I'm generating set of contour curves that I would like to convert to a parametric equation. I have no idea how to do it other than polynomial fit or elliptical equation, neither of which seems unsuitable. I could even use guidance on how to research this problem. When I lookup "squarish circle" on the Interwebs, all I mostly find discussion of rectangles with rounded corners, which is NOT what I'm looking for.
The below is an idealized example of the type of contour:
I want to parameterize the curve for 1) correcting of quantization error (not shown in above image) and 2) data compression.
In the above example, like most of the of contour sets I'm working with, the inner most contours lines could easly fit to a circle/ellipse, but the same cannot be said of the outer curves, as they become more squarish.
For my application, the contours can be expected to be smooth, well-behaved, convex curves, and will have at least one axis of symmetry.
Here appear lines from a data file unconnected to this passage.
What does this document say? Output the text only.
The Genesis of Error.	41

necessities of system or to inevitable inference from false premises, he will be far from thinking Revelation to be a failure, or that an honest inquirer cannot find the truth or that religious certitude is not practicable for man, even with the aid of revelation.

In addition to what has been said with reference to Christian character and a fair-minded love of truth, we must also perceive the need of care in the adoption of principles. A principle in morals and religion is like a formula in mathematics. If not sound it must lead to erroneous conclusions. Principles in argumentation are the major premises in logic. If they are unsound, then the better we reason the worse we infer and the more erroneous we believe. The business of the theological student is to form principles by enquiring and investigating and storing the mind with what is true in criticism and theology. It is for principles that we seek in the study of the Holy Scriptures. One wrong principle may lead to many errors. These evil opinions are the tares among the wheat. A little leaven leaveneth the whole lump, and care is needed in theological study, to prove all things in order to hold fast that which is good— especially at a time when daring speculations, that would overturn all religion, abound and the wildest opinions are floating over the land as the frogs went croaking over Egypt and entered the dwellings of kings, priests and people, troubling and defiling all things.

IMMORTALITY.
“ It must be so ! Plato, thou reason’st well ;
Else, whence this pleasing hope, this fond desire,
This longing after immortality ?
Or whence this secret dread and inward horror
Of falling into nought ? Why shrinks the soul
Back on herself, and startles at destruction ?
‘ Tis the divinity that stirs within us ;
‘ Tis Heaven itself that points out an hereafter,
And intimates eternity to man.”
But the data I'm working have finite sampling, producing quantization error in the calculated contours (particularly along angles away from $0, \pm\pi/2, \pi$). I want to correct for this quantization error by fitting the data to an a priori parametric expression that can capture the squarish nature of the curve.
I've already tried simply fitting calculated $r$ vs. $\theta$ to polynomial curves but even high-order (5+ order) polynomial produce very bad results. Equally important, standard polynomial fitting will not take advantage of the fact that, in my case (due to selective non-uniform sampling), $f(\theta)$, $f'(\theta)$ and $f''(\theta)$ can be made to have very little quantization error at $0, \pm\pi/2, \pi$.